Clarisse told a story that broke my heart:
I was 14... My mom and her sisters began to prepare food and my dad asked my brothers, sisters and me to wear our best clothes because we were about to have a party. Because I didn't know what was going on, I celebrated like everyone else. It was that day I learned that it was my wedding and that I had to join my husband. I tried to escape but was caught. So I found myself with a husband three times older than me... This marriage was supposed to save me from debauchery. School was over, just like that. Ten months later, I found myself with a baby in my arms. One day I decided to run away to stay, but I agreed to come back to my husband if he would let me go back to school. I returned to school, have three children and am in seventh grade.
Clarisse is now 17 years old, and her story of a lost childhood is, unfortunately, all too common, not just in her native Chad, but in many parts of the world. As the United Nations Population Fund's (UNFPA's) The State of World Population 2013: Motherhood in Childhood report succinctly puts it, "When a girl becomes pregnant, her present and future change radically, and rarely for the better." This is true everywhere, but the problem is most acute in the developing world, where 88 percent of all adolescents live. Every day, 20,000 girls below the age of 18 give birth in these developing nations.
Clarisse's story illustrates the sadness that attends so many childhood pregnancies, and the price young girls pay in missed opportunities for personal development. But many girls pay an even higher price. UNFPA's latest research confirms that pregnancy and childbirth are now a leading cause of death for females ages 15 - 19 in developing countries, with some 70,000 adolescent girls dying each year from causes related to pregnancy and childbirth. These statistics are particularly tragic because so many of these deaths are preventable.
In a world confronting so many problems, from natural disasters to armed conflicts to climate change, there is a natural inclination to say, "This is how it has always been, and probably how it will always be. Teen pregnancy is a terrible problem, but we have other priorities we need to address." And that would be a mistake. Because adolescent pregnancy isn't just a problem in Chad and for the nations of the developing world. It's a problem for us all.
More than seven billion of us now share a fragile ecosystem that provides inadequate food, water, shelter and sanitation to a sizable and growing percentage of the human population. And in many cases, population is growing fastest in nations with the fewest resources. Teen pregnancies are contributing to that population growth and damaging the economic potential of many nations in the developing world. If Kenya's more than 220,000 adolescent mothers had gotten jobs instead of getting pregnant, for example, it would have added $3.4 billion to the Kenyan economy, an amount equal to the nation's entire construction sector. And because the development of nations at the bottom of the economic ladder is vital to growth of the overall global economy, issues that handicap that growth hurt us all.
Adolescent pregnancy may pose special challenges to the nations of the developing world, but it is problem for developed nations as well. There are currently approximately 680,000 births to adolescent mothers in developed countries annually, with nearly half of those occurring in the United States. The additional costs to U.S. taxpayers for increased health care and foster care, as well as the costs generated by the increased incarceration rate of children of adolescent mothers, is estimated to total nearly $11 billion per year.

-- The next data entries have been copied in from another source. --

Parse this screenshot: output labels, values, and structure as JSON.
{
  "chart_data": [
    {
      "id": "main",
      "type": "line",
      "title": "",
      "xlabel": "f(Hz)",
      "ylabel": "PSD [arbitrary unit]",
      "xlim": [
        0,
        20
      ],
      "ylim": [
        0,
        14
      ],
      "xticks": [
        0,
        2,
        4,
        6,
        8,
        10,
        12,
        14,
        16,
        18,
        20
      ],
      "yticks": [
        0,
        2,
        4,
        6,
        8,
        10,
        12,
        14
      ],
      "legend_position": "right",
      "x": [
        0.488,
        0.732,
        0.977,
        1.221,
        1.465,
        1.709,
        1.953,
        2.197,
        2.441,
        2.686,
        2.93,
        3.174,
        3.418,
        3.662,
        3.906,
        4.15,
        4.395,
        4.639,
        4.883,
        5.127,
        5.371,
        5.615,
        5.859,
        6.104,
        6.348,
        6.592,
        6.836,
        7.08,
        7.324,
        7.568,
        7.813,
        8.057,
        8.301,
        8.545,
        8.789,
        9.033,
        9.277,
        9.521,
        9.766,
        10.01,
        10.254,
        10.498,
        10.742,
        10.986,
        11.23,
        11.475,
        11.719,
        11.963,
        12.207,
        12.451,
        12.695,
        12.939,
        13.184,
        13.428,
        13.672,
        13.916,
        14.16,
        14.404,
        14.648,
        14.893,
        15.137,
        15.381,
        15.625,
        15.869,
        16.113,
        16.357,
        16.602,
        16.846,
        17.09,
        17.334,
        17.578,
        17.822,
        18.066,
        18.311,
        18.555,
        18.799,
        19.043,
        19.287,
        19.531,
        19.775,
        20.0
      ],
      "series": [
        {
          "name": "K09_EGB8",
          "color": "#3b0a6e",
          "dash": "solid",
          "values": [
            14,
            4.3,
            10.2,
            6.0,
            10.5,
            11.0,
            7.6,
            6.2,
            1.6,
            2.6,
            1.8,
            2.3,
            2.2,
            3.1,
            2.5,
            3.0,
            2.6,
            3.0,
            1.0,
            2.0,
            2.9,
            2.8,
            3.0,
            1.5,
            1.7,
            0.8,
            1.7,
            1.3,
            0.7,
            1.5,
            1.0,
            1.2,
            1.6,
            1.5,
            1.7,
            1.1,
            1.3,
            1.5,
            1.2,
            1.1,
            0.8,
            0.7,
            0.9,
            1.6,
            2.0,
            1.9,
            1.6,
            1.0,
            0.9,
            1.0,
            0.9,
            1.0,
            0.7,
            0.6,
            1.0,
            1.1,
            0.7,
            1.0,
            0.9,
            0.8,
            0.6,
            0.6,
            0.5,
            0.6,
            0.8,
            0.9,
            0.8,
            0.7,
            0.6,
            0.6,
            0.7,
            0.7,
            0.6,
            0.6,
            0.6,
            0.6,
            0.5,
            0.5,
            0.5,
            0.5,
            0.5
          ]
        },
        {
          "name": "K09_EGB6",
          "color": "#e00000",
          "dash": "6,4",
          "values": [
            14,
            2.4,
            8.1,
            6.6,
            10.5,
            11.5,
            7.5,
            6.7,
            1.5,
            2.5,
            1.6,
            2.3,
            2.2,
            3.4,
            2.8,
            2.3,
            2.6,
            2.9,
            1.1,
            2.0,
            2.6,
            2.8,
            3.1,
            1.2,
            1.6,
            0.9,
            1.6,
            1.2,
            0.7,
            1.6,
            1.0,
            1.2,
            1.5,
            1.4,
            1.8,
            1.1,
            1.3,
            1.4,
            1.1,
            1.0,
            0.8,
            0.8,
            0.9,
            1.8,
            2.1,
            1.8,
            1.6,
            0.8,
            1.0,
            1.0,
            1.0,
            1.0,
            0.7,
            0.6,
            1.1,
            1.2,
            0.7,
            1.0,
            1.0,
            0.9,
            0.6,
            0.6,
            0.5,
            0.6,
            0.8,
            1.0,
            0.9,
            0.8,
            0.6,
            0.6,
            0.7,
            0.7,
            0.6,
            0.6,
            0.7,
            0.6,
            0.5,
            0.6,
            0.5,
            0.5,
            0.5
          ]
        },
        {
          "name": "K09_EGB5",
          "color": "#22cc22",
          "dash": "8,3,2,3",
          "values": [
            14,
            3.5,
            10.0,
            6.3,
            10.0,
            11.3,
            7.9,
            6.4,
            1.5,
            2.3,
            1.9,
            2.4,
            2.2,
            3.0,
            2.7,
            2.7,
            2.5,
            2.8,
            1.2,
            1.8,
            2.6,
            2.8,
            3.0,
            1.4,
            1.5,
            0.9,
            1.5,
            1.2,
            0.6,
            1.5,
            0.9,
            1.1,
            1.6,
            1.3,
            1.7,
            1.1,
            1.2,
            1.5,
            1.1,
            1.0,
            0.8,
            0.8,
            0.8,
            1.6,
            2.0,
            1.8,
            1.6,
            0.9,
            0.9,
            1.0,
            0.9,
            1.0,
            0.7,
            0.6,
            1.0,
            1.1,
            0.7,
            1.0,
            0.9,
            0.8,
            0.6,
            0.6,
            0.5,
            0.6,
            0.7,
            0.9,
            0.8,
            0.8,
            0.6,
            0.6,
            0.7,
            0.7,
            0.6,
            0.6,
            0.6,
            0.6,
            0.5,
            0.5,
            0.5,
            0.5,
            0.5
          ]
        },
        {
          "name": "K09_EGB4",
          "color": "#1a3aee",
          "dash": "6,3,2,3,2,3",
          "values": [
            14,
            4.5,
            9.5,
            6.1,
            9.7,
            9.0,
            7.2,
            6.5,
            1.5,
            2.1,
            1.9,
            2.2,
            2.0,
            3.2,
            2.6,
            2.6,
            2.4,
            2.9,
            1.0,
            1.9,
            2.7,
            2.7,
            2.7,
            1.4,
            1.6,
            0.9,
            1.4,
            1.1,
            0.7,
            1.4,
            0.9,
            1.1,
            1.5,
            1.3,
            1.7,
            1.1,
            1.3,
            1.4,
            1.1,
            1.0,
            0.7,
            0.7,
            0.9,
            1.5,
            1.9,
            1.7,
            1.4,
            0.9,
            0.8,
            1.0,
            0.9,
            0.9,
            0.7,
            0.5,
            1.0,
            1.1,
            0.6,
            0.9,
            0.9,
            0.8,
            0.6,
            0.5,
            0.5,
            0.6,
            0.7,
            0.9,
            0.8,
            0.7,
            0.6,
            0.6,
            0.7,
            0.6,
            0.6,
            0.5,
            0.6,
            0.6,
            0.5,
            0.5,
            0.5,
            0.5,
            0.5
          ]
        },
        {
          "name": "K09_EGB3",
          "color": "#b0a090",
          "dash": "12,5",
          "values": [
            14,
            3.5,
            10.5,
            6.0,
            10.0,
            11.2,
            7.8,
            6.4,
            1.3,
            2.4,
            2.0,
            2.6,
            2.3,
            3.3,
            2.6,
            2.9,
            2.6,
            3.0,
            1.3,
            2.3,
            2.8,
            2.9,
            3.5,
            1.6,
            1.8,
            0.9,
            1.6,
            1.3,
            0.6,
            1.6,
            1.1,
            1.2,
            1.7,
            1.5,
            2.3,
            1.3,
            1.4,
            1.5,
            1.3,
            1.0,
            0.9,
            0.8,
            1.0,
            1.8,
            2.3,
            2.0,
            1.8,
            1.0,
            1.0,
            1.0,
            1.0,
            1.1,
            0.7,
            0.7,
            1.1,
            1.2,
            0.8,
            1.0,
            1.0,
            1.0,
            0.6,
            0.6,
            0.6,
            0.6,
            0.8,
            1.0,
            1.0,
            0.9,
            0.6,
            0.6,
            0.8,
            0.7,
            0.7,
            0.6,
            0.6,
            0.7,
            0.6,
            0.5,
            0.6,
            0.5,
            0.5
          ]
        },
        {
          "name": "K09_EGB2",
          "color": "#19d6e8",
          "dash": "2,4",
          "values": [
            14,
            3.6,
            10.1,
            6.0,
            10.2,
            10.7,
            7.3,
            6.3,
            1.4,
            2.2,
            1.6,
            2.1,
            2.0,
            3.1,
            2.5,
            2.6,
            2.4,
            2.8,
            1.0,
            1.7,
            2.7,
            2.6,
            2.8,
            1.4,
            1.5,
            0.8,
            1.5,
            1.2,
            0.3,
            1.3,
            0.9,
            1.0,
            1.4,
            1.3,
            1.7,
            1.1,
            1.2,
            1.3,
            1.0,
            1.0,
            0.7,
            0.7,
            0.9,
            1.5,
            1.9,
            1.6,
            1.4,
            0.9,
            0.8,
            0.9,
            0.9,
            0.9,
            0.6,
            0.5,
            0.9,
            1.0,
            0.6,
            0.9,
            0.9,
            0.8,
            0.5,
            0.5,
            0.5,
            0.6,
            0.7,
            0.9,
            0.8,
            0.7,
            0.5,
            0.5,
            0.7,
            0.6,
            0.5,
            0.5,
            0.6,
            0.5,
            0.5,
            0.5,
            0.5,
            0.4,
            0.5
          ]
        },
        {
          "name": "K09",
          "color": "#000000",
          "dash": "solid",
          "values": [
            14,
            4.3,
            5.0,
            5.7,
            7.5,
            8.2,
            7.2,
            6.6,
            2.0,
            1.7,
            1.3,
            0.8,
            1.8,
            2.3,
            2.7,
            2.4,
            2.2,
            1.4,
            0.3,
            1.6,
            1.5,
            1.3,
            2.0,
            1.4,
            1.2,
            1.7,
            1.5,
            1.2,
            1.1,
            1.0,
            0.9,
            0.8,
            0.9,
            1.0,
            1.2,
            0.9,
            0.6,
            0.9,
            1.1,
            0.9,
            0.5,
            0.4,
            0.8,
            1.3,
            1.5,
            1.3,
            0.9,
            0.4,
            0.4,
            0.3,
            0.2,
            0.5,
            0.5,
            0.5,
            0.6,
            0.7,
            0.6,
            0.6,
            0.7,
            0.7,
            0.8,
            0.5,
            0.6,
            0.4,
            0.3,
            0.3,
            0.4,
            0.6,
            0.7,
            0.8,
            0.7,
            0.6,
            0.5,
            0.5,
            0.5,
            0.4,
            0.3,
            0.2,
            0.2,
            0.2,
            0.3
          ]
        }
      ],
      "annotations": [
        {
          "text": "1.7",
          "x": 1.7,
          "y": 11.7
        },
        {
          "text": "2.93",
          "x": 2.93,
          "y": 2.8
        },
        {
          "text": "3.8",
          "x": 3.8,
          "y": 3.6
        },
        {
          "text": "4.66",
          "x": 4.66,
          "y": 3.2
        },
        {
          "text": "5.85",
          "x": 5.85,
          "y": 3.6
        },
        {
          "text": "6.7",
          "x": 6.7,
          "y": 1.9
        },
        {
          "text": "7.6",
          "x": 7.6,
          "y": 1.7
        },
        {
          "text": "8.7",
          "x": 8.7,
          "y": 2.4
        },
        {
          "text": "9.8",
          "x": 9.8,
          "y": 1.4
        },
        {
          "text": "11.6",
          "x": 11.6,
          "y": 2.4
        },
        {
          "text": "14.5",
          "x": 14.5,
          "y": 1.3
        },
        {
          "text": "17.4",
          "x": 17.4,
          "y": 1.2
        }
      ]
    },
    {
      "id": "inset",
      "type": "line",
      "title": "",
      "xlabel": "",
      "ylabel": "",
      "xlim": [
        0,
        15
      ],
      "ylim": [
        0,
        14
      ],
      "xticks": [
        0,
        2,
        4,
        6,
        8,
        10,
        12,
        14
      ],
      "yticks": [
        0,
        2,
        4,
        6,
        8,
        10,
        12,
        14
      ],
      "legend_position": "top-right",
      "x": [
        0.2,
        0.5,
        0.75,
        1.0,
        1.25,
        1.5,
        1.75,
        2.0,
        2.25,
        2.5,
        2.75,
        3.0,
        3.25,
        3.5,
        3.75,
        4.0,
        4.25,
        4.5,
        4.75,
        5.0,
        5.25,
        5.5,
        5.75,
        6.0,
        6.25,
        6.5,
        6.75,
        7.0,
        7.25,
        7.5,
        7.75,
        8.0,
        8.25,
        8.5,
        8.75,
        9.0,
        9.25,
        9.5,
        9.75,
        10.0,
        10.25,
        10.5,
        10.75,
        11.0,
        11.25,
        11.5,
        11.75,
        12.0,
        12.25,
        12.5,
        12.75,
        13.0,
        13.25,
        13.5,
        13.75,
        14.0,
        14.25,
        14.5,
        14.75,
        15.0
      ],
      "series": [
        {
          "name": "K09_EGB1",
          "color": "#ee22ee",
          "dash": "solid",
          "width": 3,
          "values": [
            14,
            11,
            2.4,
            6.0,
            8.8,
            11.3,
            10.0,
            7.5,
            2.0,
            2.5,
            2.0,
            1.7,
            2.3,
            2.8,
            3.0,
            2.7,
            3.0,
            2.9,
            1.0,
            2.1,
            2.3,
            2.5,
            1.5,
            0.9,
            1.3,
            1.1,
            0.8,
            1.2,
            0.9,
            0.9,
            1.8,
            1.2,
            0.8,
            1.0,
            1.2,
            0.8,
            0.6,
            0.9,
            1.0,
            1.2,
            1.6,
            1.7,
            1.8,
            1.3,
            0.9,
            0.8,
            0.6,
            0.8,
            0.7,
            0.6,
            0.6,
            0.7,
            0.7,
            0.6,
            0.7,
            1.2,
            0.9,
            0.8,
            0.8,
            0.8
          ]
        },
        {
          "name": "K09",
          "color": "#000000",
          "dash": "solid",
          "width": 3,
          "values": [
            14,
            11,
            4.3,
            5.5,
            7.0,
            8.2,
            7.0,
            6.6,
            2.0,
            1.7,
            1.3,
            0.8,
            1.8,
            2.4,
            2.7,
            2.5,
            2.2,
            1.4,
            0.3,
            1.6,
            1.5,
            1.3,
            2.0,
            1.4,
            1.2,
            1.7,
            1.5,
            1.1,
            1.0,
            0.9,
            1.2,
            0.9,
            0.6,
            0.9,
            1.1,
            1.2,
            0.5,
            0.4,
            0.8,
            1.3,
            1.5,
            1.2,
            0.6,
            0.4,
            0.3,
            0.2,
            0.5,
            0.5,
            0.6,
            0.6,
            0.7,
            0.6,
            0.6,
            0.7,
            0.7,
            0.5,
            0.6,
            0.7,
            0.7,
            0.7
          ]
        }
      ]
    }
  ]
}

Adolescent pregnancy diminishes the life opportunities of girls everywhere, but the cost goes beyond the burden borne by the girls themselves. And that is why it is our collective responsibility to address this problem. We can start by thinking about adolescent pregnancy in new ways, beginning with the understanding that society -- not just the teenage girl -- is the source of the problem. We can advance the human rights of adolescent girls by adopting more enlightened attitudes about gender roles and gender equality. And we can follow that up with specific actions that have demonstrated their effectiveness in reducing adolescent pregnancy.
We must, for example, overcome harmful cultural traditions and historic prejudices, and end child marriage. And since we know that education is a strong prophylactic against teen pregnancy, we must find ways to keep girls in school. We also need to dramatically increase adolescents' access to age-appropriate sexual and reproductive health information and to contraceptive products. And we need to provide better support for adolescent mothers.
Clarisse's story is not over. As a young mother, she has found time to go back to school. She is years behind, but she is working hard to catch up. She, and young mothers like her around the world, need and deserve our help. But we can, and must, do more to help ensure that young girls never have to face the life choices Clarisse had to face. It is within our power to significantly reduce the incidence of adolescent pregnancy, and it is in our collective best interest to do it.